Google Maps Made Me Walk Onto the Highway, Woman Claims

LTB logo

In my opinion, mapping software paired with GPS technology is one of the more remarkable developments of the modern age, but you know what?  You do still need to look where you're going occasionally.  Please remember this if you are out for a walk this fine Memorial Day.

Lauren Rosenberg was not aware of, or forgot, this important detail, and so when Google Maps offered her these directions —

Route4-500x489 

– she tootled right along, on foot, onto and along the highway, where she alleges she was hit by a car.

Rosenberg's lawsuit names the driver of the car that hit her as a defendant, which makes sense, but also names Google, alleging it was negligent in steering her onto said road and failed to warn her of the dangers that might be encountered there, to wit, cars.  This complaint pretty much speaks for itself:

24.  Defendant Google, through its "Google Maps" service provided Plaintiff Lauren Rosenberg with walking directions that led her out onto Deer Valley [Road], a.k.a. State Route 224, a rural highway with no sidewalks, and a roadway that exhibits [sic] motor vehicles traveling at high speeds, that is not reasonably safe for pedestrians.

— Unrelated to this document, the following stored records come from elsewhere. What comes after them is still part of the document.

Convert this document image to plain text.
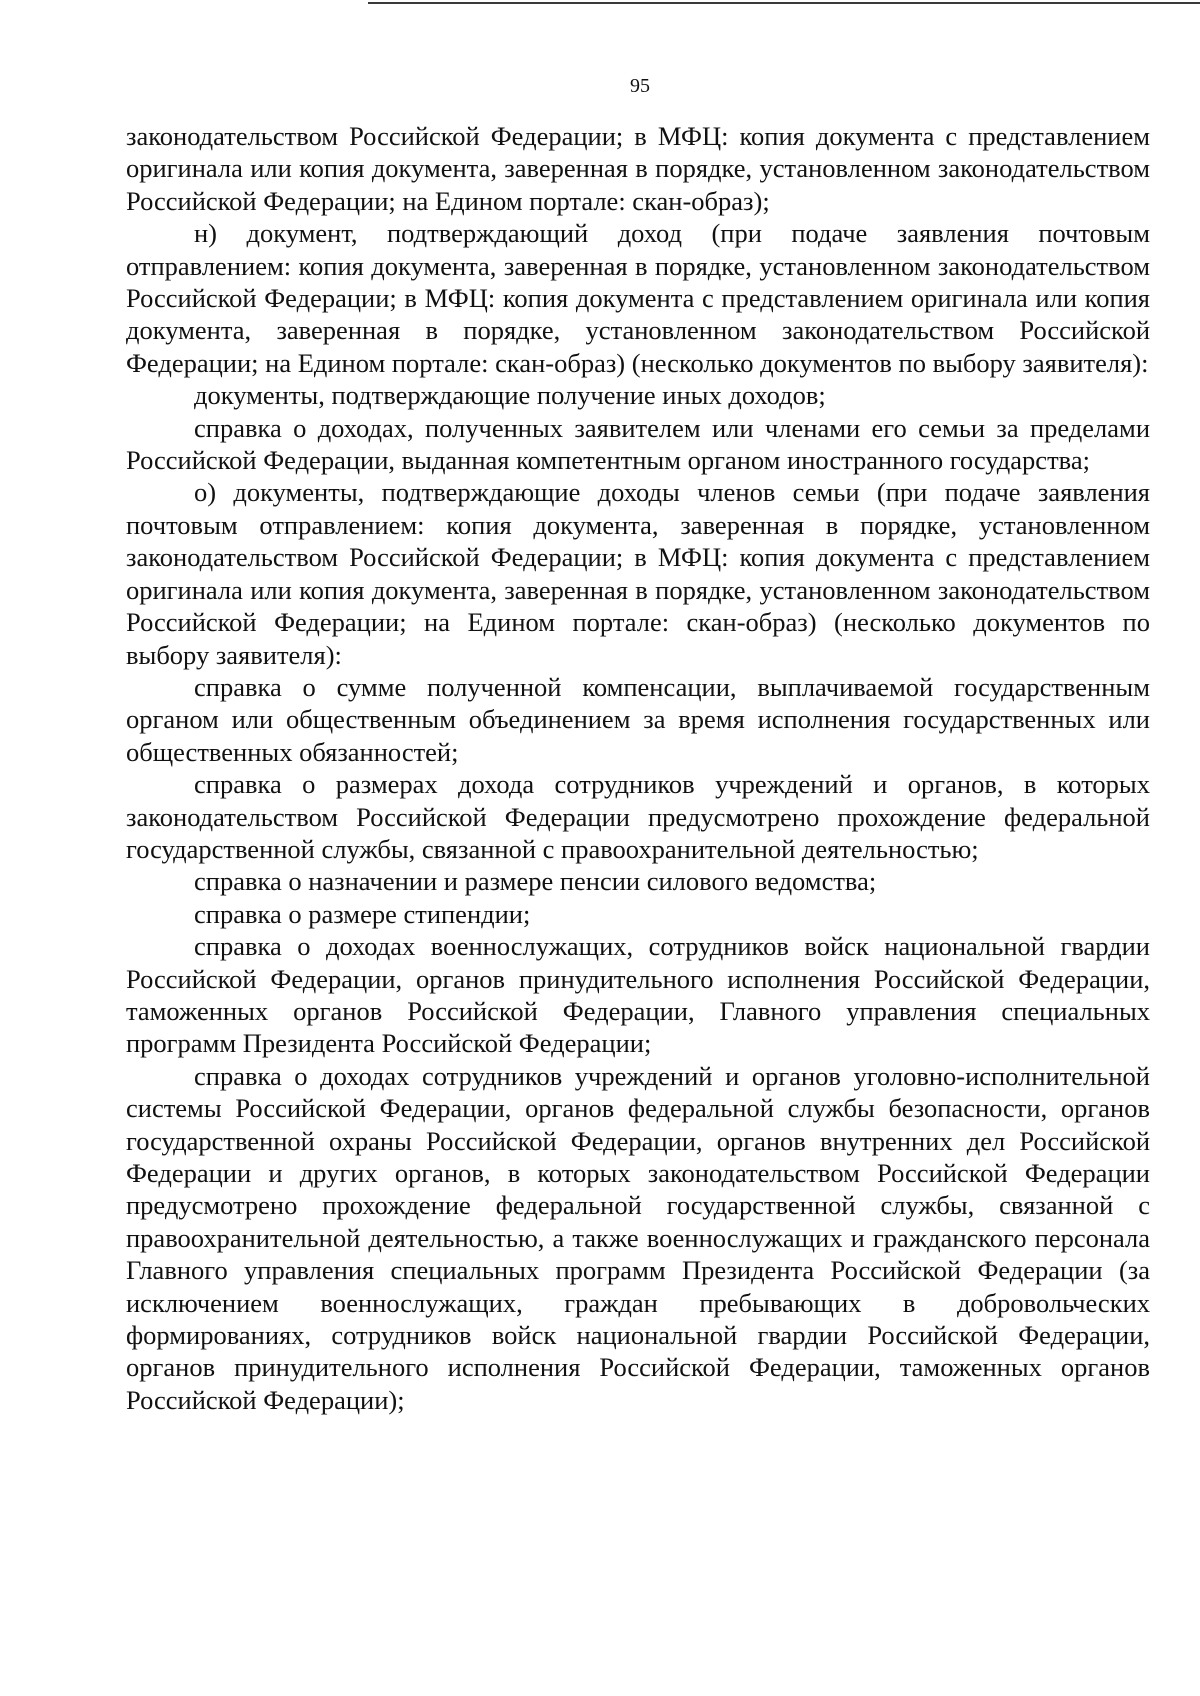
95

законодательством Российской Федерации; в МФЦ: копия документа с представлением оригинала или копия документа, заверенная в порядке, установленном законодательством Российской Федерации; на Едином портале: скан-образ);

н) документ, подтверждающий доход (при подаче заявления почтовым отправлением: копия документа, заверенная в порядке, установленном законодательством Российской Федерации; в МФЦ: копия документа с представлением оригинала или копия документа, заверенная в порядке, установленном законодательством Российской Федерации; на Едином портале: скан-образ) (несколько документов по выбору заявителя):

документы, подтверждающие получение иных доходов;

справка о доходах, полученных заявителем или членами его семьи за пределами Российской Федерации, выданная компетентным органом иностранного государства;

о) документы, подтверждающие доходы членов семьи (при подаче заявления почтовым отправлением: копия документа, заверенная в порядке, установленном законодательством Российской Федерации; в МФЦ: копия документа с представлением оригинала или копия документа, заверенная в порядке, установленном законодательством Российской Федерации; на Едином портале: скан-образ) (несколько документов по выбору заявителя):

справка о сумме полученной компенсации, выплачиваемой государственным органом или общественным объединением за время исполнения государственных или общественных обязанностей;

справка о размерах дохода сотрудников учреждений и органов, в которых законодательством Российской Федерации предусмотрено прохождение федеральной государственной службы, связанной с правоохранительной деятельностью;

справка о назначении и размере пенсии силового ведомства;

справка о размере стипендии;

справка о доходах военнослужащих, сотрудников войск национальной гвардии Российской Федерации, органов принудительного исполнения Российской Федерации, таможенных органов Российской Федерации, Главного управления специальных программ Президента Российской Федерации;

справка о доходах сотрудников учреждений и органов уголовно-исполнительной системы Российской Федерации, органов федеральной службы безопасности, органов государственной охраны Российской Федерации, органов внутренних дел Российской Федерации и других органов, в которых законодательством Российской Федерации предусмотрено прохождение федеральной государственной службы, связанной с правоохранительной деятельностью, а также военнослужащих и гражданского персонала Главного управления специальных программ Президента Российской Федерации (за исключением военнослужащих, граждан пребывающих в добровольческих формированиях, сотрудников войск национальной гвардии Российской Федерации, органов принудительного исполнения Российской Федерации, таможенных органов Российской Федерации);
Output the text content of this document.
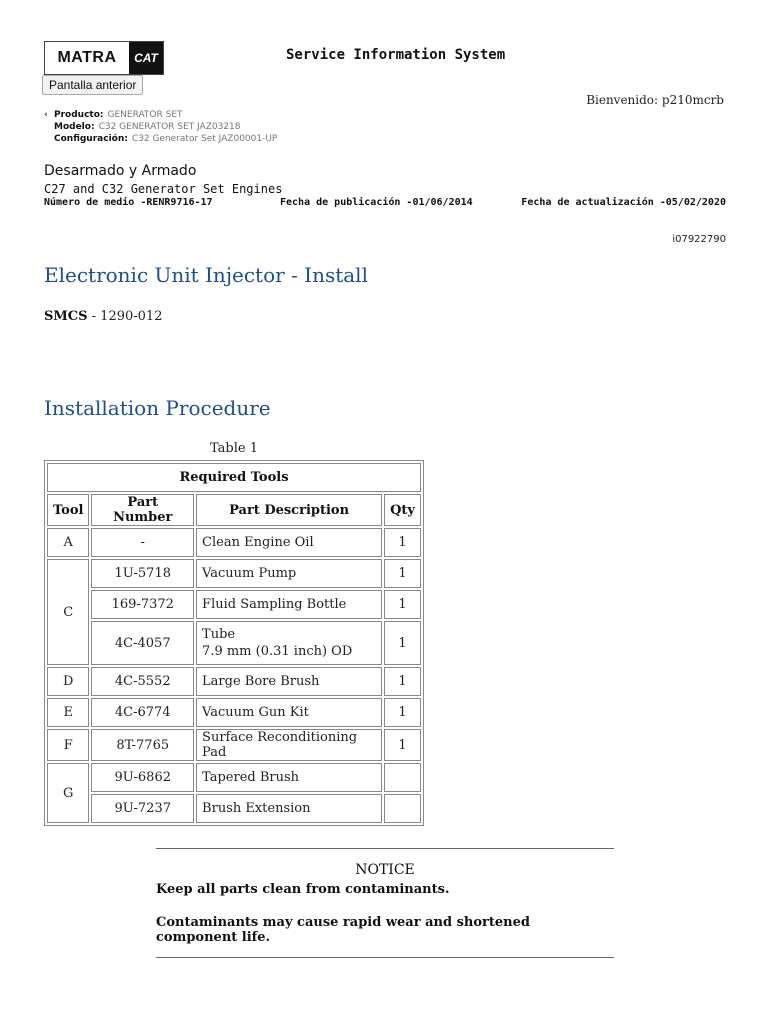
MATRA	CAT
Pantalla anterior
Service Information System
Bienvenido: p210mcrb
‹ Producto: GENERATOR SET
Modelo: C32 GENERATOR SET JAZ03218
Configuración: C32 Generator Set JAZ00001-UP
Desarmado y Armado
C27 and C32 Generator Set Engines
Número de medio -RENR9716-17	Fecha de publicación -01/06/2014	Fecha de actualización -05/02/2020
i07922790
Electronic Unit Injector - Install
SMCS - 1290-012
Installation Procedure
Table 1
Required Tools			
Tool	Part Number	Part Description	Qty
A	-	Clean Engine Oil	1
C	1U-5718	Vacuum Pump	1
	169-7372	Fluid Sampling Bottle	1
	4C-4057	Tube
7.9 mm (0.31 inch) OD	1
D	4C-5552	Large Bore Brush	1
E	4C-6774	Vacuum Gun Kit	1
F	8T-7765	Surface Reconditioning Pad	1
G	9U-6862	Tapered Brush	
	9U-7237	Brush Extension	
NOTICE

Keep all parts clean from contaminants.

Contaminants may cause rapid wear and shortened component life.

25.  The Defendant Google expects users of the walking map site to rely on the accuracy of the walking directions given. . . .

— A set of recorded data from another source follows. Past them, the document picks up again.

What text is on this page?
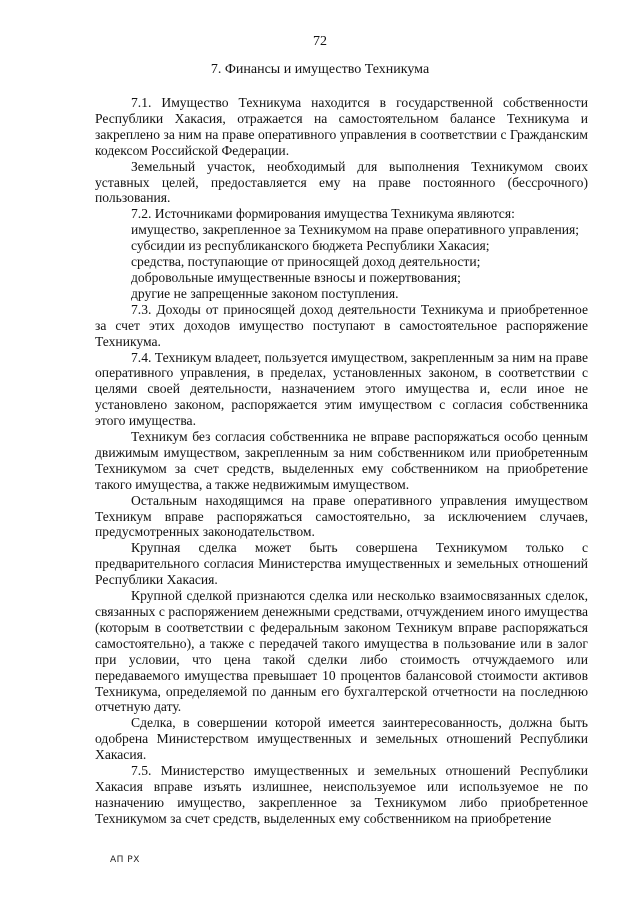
72
7. Финансы и имущество Техникума

7.1. Имущество Техникума находится в государственной собственности Республики Хакасия, отражается на самостоятельном балансе Техникума и закреплено за ним на праве оперативного управления в соответствии с Гражданским кодексом Российской Федерации.

Земельный участок, необходимый для выполнения Техникумом своих уставных целей, предоставляется ему на праве постоянного (бессрочного) пользования.

7.2. Источниками формирования имущества Техникума являются:

имущество, закрепленное за Техникумом на праве оперативного управления;

субсидии из республиканского бюджета Республики Хакасия;

средства, поступающие от приносящей доход деятельности;

добровольные имущественные взносы и пожертвования;

другие не запрещенные законом поступления.

7.3. Доходы от приносящей доход деятельности Техникума и приобретенное за счет этих доходов имущество поступают в самостоятельное распоряжение Техникума.

7.4. Техникум владеет, пользуется имуществом, закрепленным за ним на праве оперативного управления, в пределах, установленных законом, в соответствии с целями своей деятельности, назначением этого имущества и, если иное не установлено законом, распоряжается этим имуществом с согласия собственника этого имущества.

Техникум без согласия собственника не вправе распоряжаться особо ценным движимым имуществом, закрепленным за ним собственником или приобретенным Техникумом за счет средств, выделенных ему собственником на приобретение такого имущества, а также недвижимым имуществом.

Остальным находящимся на праве оперативного управления имуществом Техникум вправе распоряжаться самостоятельно, за исключением случаев, предусмотренных законодательством.

Крупная сделка может быть совершена Техникумом только с предварительного согласия Министерства имущественных и земельных отношений Республики Хакасия.

Крупной сделкой признаются сделка или несколько взаимосвязанных сделок, связанных с распоряжением денежными средствами, отчуждением иного имущества (которым в соответствии с федеральным законом Техникум вправе распоряжаться самостоятельно), а также с передачей такого имущества в пользование или в залог при условии, что цена такой сделки либо стоимость отчуждаемого или передаваемого имущества превышает 10 процентов балансовой стоимости активов Техникума, определяемой по данным его бухгалтерской отчетности на последнюю отчетную дату.

Сделка, в совершении которой имеется заинтересованность, должна быть одобрена Министерством имущественных и земельных отношений Республики Хакасия.

7.5. Министерство имущественных и земельных отношений Республики Хакасия вправе изъять излишнее, неиспользуемое или используемое не по назначению имущество, закрепленное за Техникумом либо приобретенное Техникумом за счет средств, выделенных ему собственником на приобретение

АП РХ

28.  As a direct and proximate cause of Defendant Google's careless, reckless, and negligent providing of unsafe directions, Plaintiff Lauren Rosenberg was led onto a dangerous highway, and was thereby stricken [sic] by a motor vehicle. . . .

31.  Defendant Google knew or should have known that Deer Valley Road . . . is a rural highway exhibiting vehicles traveling at a high rate of speed, and devoid of pedestrian sidewalks, yet Defendant Google instructed Plaintiff Lauren Rosenberg to use that road for her pedestrian travel . . . .

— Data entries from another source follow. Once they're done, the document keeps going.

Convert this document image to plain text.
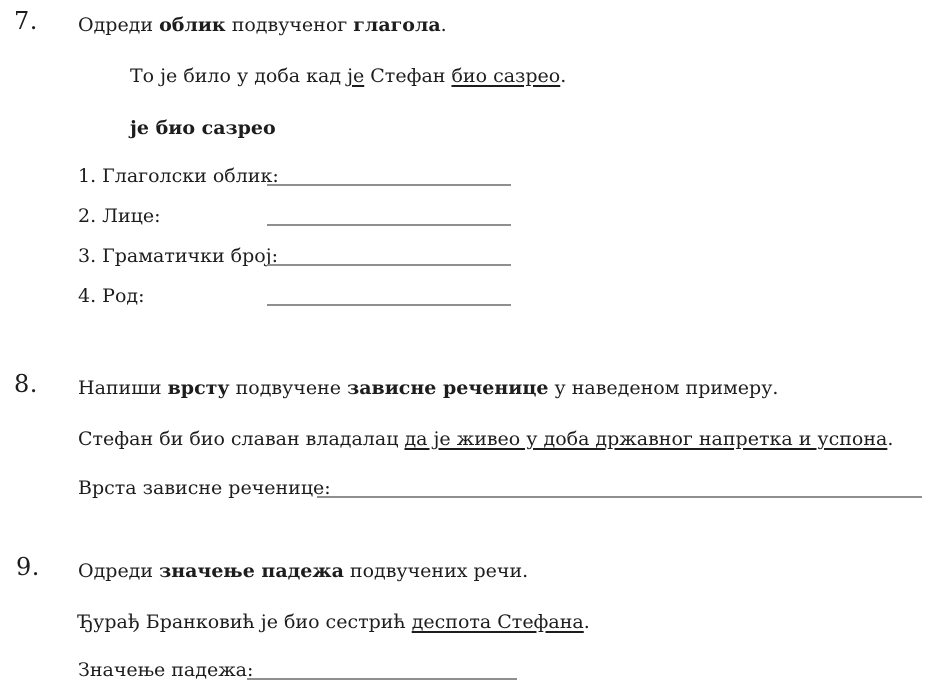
7. Одреди облик подвученог глагола.
То је било у доба кад је Стефан био сазрео.
је био сазрео
1. Глаголски облик:
2. Лице:
3. Граматички број:
4. Род:
8. Напиши врсту подвучене зависне реченице у наведеном примеру.
Стефан би био славан владалац да је живео у доба државног напретка и успона.
Врста зависне реченице:
9. Одреди значење падежа подвучених речи.
Ђурађ Бранковић је био сестрић деспота Стефана.
Значење падежа:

What was Plaintiff Lauren Rosenberg to do?

Google should not have to warn people to use common sense when using its maps, but it does, telling people to "use caution" because certain routes "may be missing sidewalks or pedestrian paths."  According to the report, however, this warning does not appear on maps reached from a BlackBerry, which Rosenberg was apparently using, because the screen is too small.

I expect to see an amended complaint shortly naming Research In Motion as an additional defendant.